Gaza’s first desalinization plant was feted with a ceremonial opening on Tuesday featuring a delegation from the European Union, which is funding the project.
Construction work on the plant, in the central Gaza town of Deir al-Balah, began in March 2014 thanks to a 10 million euro ($13.7 million) EU grant. The construction has now reached its first stage, and the plant should already be able to supply 6,000 cubic meters of desalinated water daily, the Palestinian news site Al Quds reported.
The station still needs to undergo intensive testing this summer to check the efficacy of the pumps, filters and reverse osmosis membranes, which are responsible for purifying the water. During this stage, the quality of the desalinated water will be checked to make sure it meets standards before it is distributed to the public.
European Commissioner for European Neighborhood Policy and Enlargement Negotiations Johannes Hahn, who attended the opening, said that another 10 million euros were granted to take the plant into its second phase of construction, which is expected to begin in mid-June and last 36 months. At the end of that phase, the plant should be able to produce 12,000 cubic meters of drinking water per day.
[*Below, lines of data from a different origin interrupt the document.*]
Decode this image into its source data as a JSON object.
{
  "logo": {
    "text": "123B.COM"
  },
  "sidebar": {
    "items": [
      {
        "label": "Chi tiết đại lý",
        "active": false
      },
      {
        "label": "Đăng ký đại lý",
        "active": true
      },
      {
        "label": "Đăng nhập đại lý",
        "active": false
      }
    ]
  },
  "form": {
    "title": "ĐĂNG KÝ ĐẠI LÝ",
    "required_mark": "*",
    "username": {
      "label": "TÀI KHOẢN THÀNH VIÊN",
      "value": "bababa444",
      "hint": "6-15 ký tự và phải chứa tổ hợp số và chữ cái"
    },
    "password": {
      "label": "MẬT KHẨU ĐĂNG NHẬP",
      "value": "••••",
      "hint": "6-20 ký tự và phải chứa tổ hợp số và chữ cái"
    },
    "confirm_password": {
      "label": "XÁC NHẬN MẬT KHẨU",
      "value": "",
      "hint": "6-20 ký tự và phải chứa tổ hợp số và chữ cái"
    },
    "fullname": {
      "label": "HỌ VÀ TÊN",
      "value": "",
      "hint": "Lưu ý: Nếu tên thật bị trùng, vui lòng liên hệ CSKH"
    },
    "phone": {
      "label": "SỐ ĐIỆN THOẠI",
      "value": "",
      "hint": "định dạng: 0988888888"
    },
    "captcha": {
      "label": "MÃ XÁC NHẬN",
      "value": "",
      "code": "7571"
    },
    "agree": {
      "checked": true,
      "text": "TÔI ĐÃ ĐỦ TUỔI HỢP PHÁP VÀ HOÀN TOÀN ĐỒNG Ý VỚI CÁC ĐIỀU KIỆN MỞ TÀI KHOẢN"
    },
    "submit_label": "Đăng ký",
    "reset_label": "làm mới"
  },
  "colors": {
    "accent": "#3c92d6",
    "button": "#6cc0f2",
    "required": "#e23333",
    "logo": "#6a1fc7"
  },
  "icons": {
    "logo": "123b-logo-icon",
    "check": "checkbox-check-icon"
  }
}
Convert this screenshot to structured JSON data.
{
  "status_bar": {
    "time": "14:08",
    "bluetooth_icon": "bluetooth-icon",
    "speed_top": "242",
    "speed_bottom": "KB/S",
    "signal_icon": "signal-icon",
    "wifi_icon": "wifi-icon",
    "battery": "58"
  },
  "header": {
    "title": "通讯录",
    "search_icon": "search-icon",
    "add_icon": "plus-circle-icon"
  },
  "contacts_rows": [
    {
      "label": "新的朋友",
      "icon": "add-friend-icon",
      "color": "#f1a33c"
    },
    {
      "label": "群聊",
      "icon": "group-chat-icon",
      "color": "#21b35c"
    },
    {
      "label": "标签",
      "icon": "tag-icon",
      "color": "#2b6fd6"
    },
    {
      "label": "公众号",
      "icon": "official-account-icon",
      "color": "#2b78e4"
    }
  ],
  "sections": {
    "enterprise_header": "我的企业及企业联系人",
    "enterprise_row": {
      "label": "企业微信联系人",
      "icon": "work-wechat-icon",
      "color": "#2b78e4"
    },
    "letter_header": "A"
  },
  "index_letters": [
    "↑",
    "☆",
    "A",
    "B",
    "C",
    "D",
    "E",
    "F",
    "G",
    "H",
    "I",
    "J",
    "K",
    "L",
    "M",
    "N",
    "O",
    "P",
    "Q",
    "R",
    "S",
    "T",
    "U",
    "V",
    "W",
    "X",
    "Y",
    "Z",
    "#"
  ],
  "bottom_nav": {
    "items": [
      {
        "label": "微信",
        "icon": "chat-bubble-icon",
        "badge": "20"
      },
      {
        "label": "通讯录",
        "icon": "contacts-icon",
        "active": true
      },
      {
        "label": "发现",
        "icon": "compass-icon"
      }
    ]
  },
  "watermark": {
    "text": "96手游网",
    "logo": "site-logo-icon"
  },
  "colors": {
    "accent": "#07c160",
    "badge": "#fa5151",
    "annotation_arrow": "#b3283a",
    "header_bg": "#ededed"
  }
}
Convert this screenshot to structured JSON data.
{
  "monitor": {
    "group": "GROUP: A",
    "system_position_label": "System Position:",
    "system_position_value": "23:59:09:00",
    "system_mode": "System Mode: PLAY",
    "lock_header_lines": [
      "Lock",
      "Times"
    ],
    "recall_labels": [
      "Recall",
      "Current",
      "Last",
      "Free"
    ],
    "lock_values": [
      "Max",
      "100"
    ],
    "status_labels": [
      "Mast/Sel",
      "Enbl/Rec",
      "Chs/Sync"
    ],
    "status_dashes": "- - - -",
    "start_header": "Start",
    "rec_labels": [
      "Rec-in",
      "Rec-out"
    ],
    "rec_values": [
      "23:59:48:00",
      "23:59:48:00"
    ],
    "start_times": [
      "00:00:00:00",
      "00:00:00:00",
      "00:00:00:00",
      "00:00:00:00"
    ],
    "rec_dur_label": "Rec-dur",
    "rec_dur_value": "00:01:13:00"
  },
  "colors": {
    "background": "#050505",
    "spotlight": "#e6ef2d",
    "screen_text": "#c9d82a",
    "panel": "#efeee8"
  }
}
The plan to build the facility was implemented by UNICEF, and construction was carried out by the Palestinian Water Authority and the Coastal Municipalities Water Utility, the company responsible for water and sanitation services in the Gaza Strip.
“Natural water and resources have been greatly damaged after continuous years of conflict in Gaza, and as a result, 95% of the water in Gaza is unfit for human use. Therefore, we are supporting this water purification plant to provide pure and clean water to more than 150,000 Palestinians,” said Hahn.
The original conception of the plant, when it was announced a little over two years ago, was that it would supply fresh water to the 75,000 residents of Khan Yunis and Rafah in the south of Gaza.
June Kunugi, UNICEF special representative to Palestine, said at the ceremony, “The end of the first phase of this ambitious project is a symbol of hope and positive change in Gaza, which will increase access to safe water, which is essential for life and well-being.”
“More than four out of five Palestinians in Gaza buy their drinking water from unregulated, private vendors, a heavy burden on impoverished families,” a EU-UNICEF statement said in 2014.
The desalination of seawater from the Mediterranean is essential to curb over-extraction of groundwater from the Coastal Aquifer, and to prevent an environmental disaster with the total collapse of this aquifer, a 2015 UNICEF statement argued, adding that a 2012 United Nations’ report warned that over-extraction could render Gaza’s sole aquifer unusable by 2016.